Même si ses prérogatives ne lui confèrent aucun rôle de médiation, l’Autorité indépendante de gestion des élections (AIGE) voudra-t-elle cautionner un flop électoral ?
Lors de la rencontre, le lundi dernier avec les partis politiques et la société civile, les uns et les autres ont mis l’accent sur le caractère « participatif et inclusif », « hautement souhaitable » des prochaines élections.
Les représentants de la plateforme politique du 31 mars ont même, au nom d’une cinquantaine de formations politiques, déclaré qu’ils suspendent leur participation à ce cadre de concertations, jusqu’à la libération de leurs camarades politiques en détention.
En effet, ils sont désormais 12 responsables politiques en détention, globalement pour « tentative de déstabilisation des institutions et trouble à l’ordre public ». Et il n’est pas abusif de considérer ces hauts cadres politiques comme des détenus politiques, étant donné que presque tous ont été interpelés dans l’exercice de leurs activités politiques.

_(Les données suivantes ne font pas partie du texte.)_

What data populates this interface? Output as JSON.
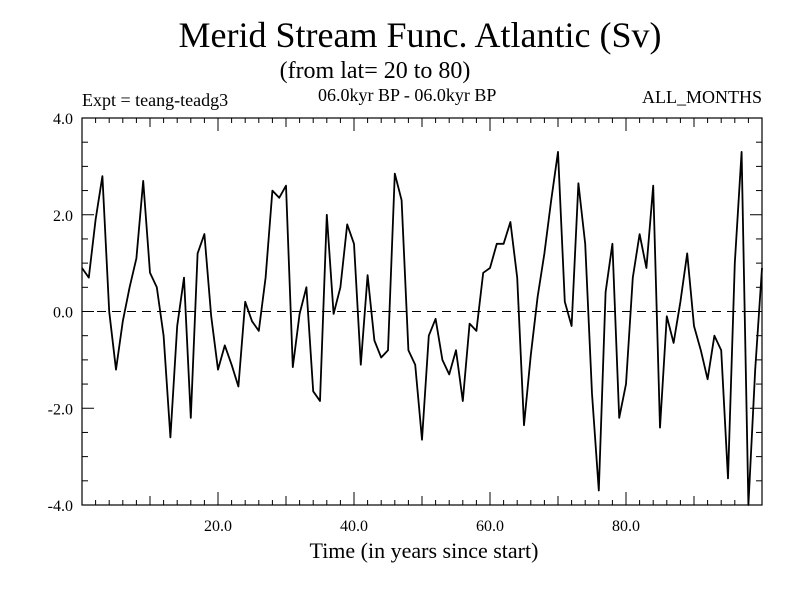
{
  "header": {
    "title": "Merid Stream Func. Atlantic (Sv)",
    "subtitle": "(from lat= 20 to 80)",
    "expt": "Expt = teang-teadg3",
    "period": "06.0kyr BP - 06.0kyr BP",
    "months": "ALL_MONTHS"
  },
  "chart_data": {
    "type": "line",
    "title": "Merid Stream Func. Atlantic (Sv)",
    "xlabel": "Time (in years since start)",
    "ylabel": "",
    "xlim": [
      0,
      100
    ],
    "ylim": [
      -4,
      4
    ],
    "xticks": [
      20,
      40,
      60,
      80
    ],
    "xtick_labels": [
      "20.0",
      "40.0",
      "60.0",
      "80.0"
    ],
    "yticks": [
      -4,
      -2,
      0,
      2,
      4
    ],
    "ytick_labels": [
      "-4.0",
      "-2.0",
      "0.0",
      "2.0",
      "4.0"
    ],
    "reference_line": 0,
    "series": [
      {
        "name": "Merid Stream Func.",
        "x": [
          0,
          1,
          2,
          3,
          4,
          5,
          6,
          7,
          8,
          9,
          10,
          11,
          12,
          13,
          14,
          15,
          16,
          17,
          18,
          19,
          20,
          21,
          22,
          23,
          24,
          25,
          26,
          27,
          28,
          29,
          30,
          31,
          32,
          33,
          34,
          35,
          36,
          37,
          38,
          39,
          40,
          41,
          42,
          43,
          44,
          45,
          46,
          47,
          48,
          49,
          50,
          51,
          52,
          53,
          54,
          55,
          56,
          57,
          58,
          59,
          60,
          61,
          62,
          63,
          64,
          65,
          66,
          67,
          68,
          69,
          70,
          71,
          72,
          73,
          74,
          75,
          76,
          77,
          78,
          79,
          80,
          81,
          82,
          83,
          84,
          85,
          86,
          87,
          88,
          89,
          90,
          91,
          92,
          93,
          94,
          95,
          96,
          97,
          98,
          99,
          100
        ],
        "y": [
          0.9,
          0.7,
          1.9,
          2.8,
          0.0,
          -1.2,
          -0.2,
          0.5,
          1.1,
          2.7,
          0.8,
          0.5,
          -0.5,
          -2.6,
          -0.3,
          0.7,
          -2.2,
          1.2,
          1.6,
          -0.1,
          -1.2,
          -0.7,
          -1.1,
          -1.55,
          0.2,
          -0.2,
          -0.4,
          0.7,
          2.5,
          2.35,
          2.6,
          -1.15,
          -0.05,
          0.5,
          -1.65,
          -1.85,
          2.0,
          -0.05,
          0.5,
          1.8,
          1.4,
          -1.1,
          0.75,
          -0.6,
          -0.95,
          -0.8,
          2.85,
          2.3,
          -0.8,
          -1.1,
          -2.65,
          -0.5,
          -0.15,
          -1.0,
          -1.3,
          -0.8,
          -1.85,
          -0.25,
          -0.4,
          0.8,
          0.9,
          1.4,
          1.4,
          1.85,
          0.7,
          -2.35,
          -0.9,
          0.3,
          1.2,
          2.3,
          3.3,
          0.2,
          -0.3,
          2.65,
          1.4,
          -1.7,
          -3.7,
          0.4,
          1.4,
          -2.2,
          -1.5,
          0.7,
          1.6,
          0.9,
          2.6,
          -2.4,
          -0.1,
          -0.65,
          0.2,
          1.2,
          -0.3,
          -0.8,
          -1.4,
          -0.5,
          -0.8,
          -3.45,
          1.0,
          3.3,
          -4.0,
          -1.2,
          0.9
        ]
      }
    ]
  }
}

Ce qui constitue une image quelque peu écornée du pouvoir de la Transition …
Etant donné que ces détenus sont pour la plupart des personnalités de la direction des partis politiques comme l’ADEMA-PASJ, le RPM, le PDES, l’ASMA-CFP, il va sans dire que leur situation doit préoccuper les acteurs électoraux. Car, les partis politiques sont les acteurs principaux des élections et sont appelés à jouer un rôle primordial dans l’animation de la vie politique nationale. Ce qui fait que demander que leur sort soit versé dans le débat politique ne serait pas surabondant ou superfétatoire ! Mais la question qui se pose est de savoir si l’AIGE peut s’impliquer, d’une manière ou d’une autre, pour faire libérer ces leaders politiques et non des moindres dans leurs états-majors respectifs? Rien n’est moins sûr ! Car, comment l’ADEMAA-PASJ, le PDES, par exemple, peuvent-il aller sereinement aux élections quand, pour le premier parti cité, le vice-président, Moustapha Dicko et son Secrétaire général, Yaya Sangaré, tous les deux anciens ministres sous IBK ; pour le second, le président, Moulaye Oumar Haïdara ; sont sous les verrous ? Avec ces ressources humaines de qualité de ces partis politiques en détention, la participation de ces partis aux prochaines compétitions électorales pourrait être négativement impactée. Car, chacun de ces cadres est censé jouer un rôle de mobilisation décisif dans leurs fiefs respectifs, tant lors de la précampagne que durant la campagne électorale. C’est donc cet aspect qui semble imposer à l’AIGE de ne pas rester indifférente à cette sollicitation.
Et c’est l’analyse qu’a dû faire le président de l’AIGE, Me Moustapha Cissé, qui a reconnu que l’AIGE ne peut pas s’immiscer dans une « affaire de justice », mais en tant que « Maliens et entre frères du même pays », l’on peut plaider pour un dénouement paisible à cette situation.
En plus de cette lecture de cette situation plutôt embarrassante, l’on comprend que l’AIGE souffrirait de devoir administrer son tout-premier rendez-vous électoral, menacé d’un éventuel boycott. Car, en choisissant de claquer la porte du cadre de concertations de l’AIGE avec les partis politiques, cette cinquantaine de partis pourrait, si sa logique est maintenue, finir par prôner la politique de la chaise vide. Ce qui ferait que les prochaines élections, du moins la présidentielle pourrait voir l’ADEMA-PASJ, le RPM, le PDES, l’ASMA et leurs alliés, dont l’UDD, la CODEM, le PS Yelen Kura et d’autres aller au boycott. Ce qui serait un gâchis et une situation regrettable. Alors que de nombreux acteurs politiques et observateurs avertis de la scène malienne estiment qu’il faut couronner la transition en cours par des élections inclusives, libres, crédibles et transparentes. Ce qui risque de ne pas être le cas. Ce qui sera aussi une fausse note à mettre au bilan de l’AIGE que l’Etat a consenti d’énormes sacrifices pour créer. D’où des attentes fortes sur un rôle de médiateur que l’AIGE devrait jouer, pour une paisible sortie de crise.